The issue has again highlighted the need for more designated places for locals to ride, with a number of residents keen to see new tracks provided.
Two years ago, tracks made through Shuttleworth Reserve in Manly (aka Garroway Green in Shuttleworth Place) damaged the bush. Volunteers responded by planting around 100 native plants and Auckland Council erected signs explaining it is illegal to construct tracks in public reserves.
Manly residents Debbie and Murray Vercoe, who voluntarily control pests and weeds in Shuttleworth Reserve, discovered the latest damage on July 8 and reported it to police. Around 40 native plants were pulled out and others chopped down. A bike track around 30m long had been formed, with two jumps.
“We were gutted,” Debbie Vercoe says. “We spent two hours planting natives and tidying up the debris. I understand that bike tracks are needed, but not in a regenerating nature reserve.”
A similar thing is happening at Seagate Reserve in Red Beach. Council’s Hibiscus and Bays, Upper Harbour area operations manager Sandra May says residents near that reserve recently alerted council to illegal dumping and the building of structures for bike riding.
She says council is aware of paths being created across a few Auckland reserves.
“This activity is not permitted, risks damaging and destroying vegetation and is a health and safety risk,” May says. “Our contractor will undertake a clean-up of Shuttleworth Reserve and carry out more planting. In the coming months we will install signs informing the public that planting is underway and that plants need support to establish.”
Not everyone is opposed to bike tracks however. At the Hibiscus and Bays Local Board meeting last week, Rachelle Collier presented a proposal for a public mountain bike track for Seagate Reserve.
She said she was suggesting Seagate Reserve because it is already being used by riders, but that a track could be built anywhere that council deemed appropriate.
“Council is already spending money ripping down the tracks the children make, so why not spend money building something safe for them instead?” she asked. “There is clearly a need.”
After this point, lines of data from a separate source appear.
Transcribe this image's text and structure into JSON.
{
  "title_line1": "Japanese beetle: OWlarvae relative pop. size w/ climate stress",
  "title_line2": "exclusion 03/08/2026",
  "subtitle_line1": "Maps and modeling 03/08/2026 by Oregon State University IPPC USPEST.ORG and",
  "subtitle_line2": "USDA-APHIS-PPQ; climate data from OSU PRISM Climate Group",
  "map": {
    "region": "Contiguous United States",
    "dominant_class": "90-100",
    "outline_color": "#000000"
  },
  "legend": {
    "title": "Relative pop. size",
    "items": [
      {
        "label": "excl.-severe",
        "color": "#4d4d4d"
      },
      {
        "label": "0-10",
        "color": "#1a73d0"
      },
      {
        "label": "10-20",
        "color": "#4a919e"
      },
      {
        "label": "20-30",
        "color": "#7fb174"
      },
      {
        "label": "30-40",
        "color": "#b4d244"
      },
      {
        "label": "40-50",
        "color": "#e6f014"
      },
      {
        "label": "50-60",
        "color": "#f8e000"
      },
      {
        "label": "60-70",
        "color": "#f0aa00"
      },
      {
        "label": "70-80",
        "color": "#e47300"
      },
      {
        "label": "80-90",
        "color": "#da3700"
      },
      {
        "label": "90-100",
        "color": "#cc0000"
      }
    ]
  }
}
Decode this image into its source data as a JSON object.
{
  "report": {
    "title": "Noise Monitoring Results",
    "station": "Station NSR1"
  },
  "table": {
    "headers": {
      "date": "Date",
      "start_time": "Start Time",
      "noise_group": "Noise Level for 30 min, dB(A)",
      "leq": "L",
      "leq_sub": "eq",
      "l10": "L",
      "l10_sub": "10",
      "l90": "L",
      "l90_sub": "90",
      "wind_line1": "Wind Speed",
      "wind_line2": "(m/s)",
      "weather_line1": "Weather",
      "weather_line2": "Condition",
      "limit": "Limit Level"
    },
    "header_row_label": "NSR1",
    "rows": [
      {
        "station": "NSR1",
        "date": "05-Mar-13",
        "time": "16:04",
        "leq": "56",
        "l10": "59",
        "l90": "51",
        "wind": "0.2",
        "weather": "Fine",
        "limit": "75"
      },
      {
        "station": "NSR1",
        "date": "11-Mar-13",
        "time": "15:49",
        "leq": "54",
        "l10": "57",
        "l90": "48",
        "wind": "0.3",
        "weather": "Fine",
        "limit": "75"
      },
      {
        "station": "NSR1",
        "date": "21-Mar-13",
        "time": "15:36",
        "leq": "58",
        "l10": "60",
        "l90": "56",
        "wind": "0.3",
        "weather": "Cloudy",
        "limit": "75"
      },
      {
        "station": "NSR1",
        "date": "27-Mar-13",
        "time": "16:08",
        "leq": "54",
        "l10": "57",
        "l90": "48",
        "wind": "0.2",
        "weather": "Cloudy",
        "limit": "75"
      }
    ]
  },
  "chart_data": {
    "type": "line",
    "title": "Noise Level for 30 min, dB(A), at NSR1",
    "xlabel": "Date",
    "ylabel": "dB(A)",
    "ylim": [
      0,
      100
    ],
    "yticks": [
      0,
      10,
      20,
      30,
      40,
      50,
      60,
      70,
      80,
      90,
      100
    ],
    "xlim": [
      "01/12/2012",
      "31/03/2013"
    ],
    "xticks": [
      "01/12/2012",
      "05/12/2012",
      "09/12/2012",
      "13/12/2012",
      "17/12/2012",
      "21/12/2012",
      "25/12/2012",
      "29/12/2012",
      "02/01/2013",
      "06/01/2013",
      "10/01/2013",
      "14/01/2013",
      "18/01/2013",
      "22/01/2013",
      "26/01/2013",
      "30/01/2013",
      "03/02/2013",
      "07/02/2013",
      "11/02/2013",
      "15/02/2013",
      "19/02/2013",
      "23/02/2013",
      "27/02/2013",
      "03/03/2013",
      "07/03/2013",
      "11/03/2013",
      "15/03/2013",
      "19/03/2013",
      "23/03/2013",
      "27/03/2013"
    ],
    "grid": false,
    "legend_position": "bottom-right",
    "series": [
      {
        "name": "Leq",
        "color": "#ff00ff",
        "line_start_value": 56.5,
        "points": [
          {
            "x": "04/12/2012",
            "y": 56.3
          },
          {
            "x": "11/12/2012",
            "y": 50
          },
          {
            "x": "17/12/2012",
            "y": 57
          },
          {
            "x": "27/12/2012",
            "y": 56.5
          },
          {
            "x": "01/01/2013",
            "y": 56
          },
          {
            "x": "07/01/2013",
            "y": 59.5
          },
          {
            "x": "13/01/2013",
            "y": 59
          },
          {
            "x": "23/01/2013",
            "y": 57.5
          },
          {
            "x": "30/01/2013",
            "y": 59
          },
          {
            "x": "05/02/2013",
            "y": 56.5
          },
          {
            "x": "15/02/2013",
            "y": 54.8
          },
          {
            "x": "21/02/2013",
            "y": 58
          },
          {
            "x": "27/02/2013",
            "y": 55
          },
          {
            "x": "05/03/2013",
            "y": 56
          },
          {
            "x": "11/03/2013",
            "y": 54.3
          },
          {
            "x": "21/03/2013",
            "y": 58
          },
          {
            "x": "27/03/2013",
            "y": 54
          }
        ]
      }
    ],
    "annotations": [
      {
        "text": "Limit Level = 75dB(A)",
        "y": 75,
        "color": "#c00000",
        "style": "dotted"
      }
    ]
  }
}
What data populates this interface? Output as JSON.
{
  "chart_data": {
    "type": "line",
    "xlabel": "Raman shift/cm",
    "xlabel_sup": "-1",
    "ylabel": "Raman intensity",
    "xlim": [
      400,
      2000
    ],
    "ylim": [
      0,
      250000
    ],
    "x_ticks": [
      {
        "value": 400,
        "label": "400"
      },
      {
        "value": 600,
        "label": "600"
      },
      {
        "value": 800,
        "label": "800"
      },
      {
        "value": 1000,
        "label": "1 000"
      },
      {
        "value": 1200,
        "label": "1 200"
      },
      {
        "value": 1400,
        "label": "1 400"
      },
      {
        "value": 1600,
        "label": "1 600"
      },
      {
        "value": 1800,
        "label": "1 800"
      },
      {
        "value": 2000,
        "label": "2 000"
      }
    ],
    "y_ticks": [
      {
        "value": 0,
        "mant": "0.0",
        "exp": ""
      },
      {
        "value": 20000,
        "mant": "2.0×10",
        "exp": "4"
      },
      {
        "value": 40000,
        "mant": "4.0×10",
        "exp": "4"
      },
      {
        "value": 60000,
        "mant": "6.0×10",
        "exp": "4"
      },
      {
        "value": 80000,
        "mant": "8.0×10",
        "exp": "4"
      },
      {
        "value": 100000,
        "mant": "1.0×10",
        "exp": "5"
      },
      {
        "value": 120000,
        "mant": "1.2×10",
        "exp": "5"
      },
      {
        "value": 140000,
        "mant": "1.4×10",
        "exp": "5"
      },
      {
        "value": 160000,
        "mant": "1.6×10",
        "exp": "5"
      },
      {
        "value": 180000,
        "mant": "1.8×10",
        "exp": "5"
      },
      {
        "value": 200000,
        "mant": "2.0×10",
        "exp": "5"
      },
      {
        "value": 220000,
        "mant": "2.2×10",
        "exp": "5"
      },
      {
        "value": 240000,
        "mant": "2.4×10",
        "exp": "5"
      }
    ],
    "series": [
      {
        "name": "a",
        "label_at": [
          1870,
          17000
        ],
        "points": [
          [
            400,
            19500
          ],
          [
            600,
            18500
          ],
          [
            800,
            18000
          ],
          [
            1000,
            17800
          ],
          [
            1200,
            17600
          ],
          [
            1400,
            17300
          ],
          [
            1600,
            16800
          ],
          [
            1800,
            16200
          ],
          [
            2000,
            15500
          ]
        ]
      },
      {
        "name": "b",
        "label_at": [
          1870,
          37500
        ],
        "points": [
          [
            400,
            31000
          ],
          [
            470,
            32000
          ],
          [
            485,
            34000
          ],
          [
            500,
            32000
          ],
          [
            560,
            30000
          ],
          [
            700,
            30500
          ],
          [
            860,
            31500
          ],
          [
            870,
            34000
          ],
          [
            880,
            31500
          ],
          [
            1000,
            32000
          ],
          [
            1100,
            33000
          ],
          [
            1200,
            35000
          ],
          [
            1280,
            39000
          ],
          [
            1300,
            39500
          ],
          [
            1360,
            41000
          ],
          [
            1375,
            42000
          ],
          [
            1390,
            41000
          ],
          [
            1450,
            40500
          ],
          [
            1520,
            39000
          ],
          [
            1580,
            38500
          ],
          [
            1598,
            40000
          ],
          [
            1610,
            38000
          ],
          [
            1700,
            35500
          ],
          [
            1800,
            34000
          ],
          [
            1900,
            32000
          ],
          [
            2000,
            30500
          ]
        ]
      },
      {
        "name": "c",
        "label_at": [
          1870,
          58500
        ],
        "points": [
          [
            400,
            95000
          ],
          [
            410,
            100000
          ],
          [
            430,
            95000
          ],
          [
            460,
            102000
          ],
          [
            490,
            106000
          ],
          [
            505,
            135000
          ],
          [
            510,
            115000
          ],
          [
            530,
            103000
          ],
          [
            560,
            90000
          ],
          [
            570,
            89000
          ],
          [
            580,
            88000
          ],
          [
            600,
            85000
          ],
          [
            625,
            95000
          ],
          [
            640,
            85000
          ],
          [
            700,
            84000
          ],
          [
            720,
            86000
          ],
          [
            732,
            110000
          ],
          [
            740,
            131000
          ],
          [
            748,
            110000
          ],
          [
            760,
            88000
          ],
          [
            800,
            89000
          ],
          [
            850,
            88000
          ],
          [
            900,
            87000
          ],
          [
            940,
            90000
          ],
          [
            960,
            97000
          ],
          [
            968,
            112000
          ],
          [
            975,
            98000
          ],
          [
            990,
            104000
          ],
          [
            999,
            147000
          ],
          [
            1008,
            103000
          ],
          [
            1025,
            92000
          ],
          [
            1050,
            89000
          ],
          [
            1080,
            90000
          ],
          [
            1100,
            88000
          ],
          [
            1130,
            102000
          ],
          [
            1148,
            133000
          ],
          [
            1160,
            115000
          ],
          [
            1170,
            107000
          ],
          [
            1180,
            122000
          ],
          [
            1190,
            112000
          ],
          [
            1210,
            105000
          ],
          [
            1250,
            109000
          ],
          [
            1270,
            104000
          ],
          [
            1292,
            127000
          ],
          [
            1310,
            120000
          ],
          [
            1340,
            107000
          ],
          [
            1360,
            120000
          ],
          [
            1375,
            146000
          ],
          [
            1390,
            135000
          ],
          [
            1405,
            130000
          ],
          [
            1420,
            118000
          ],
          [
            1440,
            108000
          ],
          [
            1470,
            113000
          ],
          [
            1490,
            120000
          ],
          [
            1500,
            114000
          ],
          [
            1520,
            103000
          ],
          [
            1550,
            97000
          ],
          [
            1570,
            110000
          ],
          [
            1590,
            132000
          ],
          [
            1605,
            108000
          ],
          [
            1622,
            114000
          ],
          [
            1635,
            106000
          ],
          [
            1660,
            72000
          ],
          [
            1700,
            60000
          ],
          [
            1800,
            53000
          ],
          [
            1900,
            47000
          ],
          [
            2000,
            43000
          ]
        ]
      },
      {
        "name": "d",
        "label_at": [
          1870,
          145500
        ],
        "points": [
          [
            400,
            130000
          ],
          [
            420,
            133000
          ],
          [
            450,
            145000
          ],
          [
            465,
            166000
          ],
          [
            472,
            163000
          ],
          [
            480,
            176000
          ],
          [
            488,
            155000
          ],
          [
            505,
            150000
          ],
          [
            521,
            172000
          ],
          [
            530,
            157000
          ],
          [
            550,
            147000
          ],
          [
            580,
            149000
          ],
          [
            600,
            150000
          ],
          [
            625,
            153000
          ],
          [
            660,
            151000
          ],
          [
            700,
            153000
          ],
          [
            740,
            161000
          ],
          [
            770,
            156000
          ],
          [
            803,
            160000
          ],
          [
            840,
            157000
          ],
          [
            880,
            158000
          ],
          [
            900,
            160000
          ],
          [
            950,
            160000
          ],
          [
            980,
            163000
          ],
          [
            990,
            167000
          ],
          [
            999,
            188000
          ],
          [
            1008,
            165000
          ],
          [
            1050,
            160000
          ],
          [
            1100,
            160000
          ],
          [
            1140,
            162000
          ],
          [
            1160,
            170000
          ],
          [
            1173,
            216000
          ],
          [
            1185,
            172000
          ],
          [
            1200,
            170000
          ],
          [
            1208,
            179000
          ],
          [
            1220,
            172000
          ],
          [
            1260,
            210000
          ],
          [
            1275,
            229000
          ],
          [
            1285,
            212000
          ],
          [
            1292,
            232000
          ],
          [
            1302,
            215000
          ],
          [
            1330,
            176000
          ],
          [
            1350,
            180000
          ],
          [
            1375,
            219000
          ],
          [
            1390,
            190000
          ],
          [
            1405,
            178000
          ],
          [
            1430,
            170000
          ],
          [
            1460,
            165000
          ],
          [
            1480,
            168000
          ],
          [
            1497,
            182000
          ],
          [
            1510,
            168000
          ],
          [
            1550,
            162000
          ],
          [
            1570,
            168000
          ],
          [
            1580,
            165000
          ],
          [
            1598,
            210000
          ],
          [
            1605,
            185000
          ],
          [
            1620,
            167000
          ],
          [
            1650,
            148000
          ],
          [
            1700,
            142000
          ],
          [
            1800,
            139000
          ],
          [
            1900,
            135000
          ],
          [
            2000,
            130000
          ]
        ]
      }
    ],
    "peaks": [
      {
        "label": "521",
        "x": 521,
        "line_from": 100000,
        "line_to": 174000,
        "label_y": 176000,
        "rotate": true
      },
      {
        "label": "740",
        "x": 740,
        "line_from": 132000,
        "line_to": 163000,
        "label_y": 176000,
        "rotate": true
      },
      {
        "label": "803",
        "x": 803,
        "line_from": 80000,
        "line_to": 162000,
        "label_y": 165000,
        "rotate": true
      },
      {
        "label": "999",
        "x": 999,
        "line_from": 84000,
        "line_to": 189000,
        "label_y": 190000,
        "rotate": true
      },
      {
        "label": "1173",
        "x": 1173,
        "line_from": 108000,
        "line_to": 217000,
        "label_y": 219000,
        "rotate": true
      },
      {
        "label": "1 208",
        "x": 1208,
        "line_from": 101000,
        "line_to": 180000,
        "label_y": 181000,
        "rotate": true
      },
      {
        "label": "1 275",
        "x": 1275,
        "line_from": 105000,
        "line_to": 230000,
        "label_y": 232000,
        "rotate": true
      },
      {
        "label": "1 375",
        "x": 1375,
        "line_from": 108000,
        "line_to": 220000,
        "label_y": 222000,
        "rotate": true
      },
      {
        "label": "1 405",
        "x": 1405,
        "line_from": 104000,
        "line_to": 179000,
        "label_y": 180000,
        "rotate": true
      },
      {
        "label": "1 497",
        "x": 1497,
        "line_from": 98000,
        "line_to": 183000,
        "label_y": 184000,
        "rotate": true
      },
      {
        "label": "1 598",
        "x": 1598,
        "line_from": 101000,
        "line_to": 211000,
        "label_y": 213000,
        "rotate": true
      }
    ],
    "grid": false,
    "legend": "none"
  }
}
Local board chair Alexis Poppelbaum said council staff are looking into the issue but are aware that “reserves are for everyone”.
At the same July 23 meeting, Daniel Kelly sought the board’s support for building a dirt jump park in Silverdale Memorial Park, behind the rugby fields, so local teenagers can extend their riding skills.
The issue of safe places to ride bikes off-road locally is something council is concerned about. Currently the only off-road bike tracks on council land are in Shakespear Regional Park.
“We plan to engage with neighbours of relevant reserves over the next 12 months about park usage and how bikers and other park users can share these spaces,” May says.
There are no new mountain bike tracks planned for Whangaparāoa. However, a plan to develop a pump track is in board’s current three-year programme and a relocatable pump track is shared between East Coast Bays and the Hibiscus Coast. It is due to return to Red Beach in spring.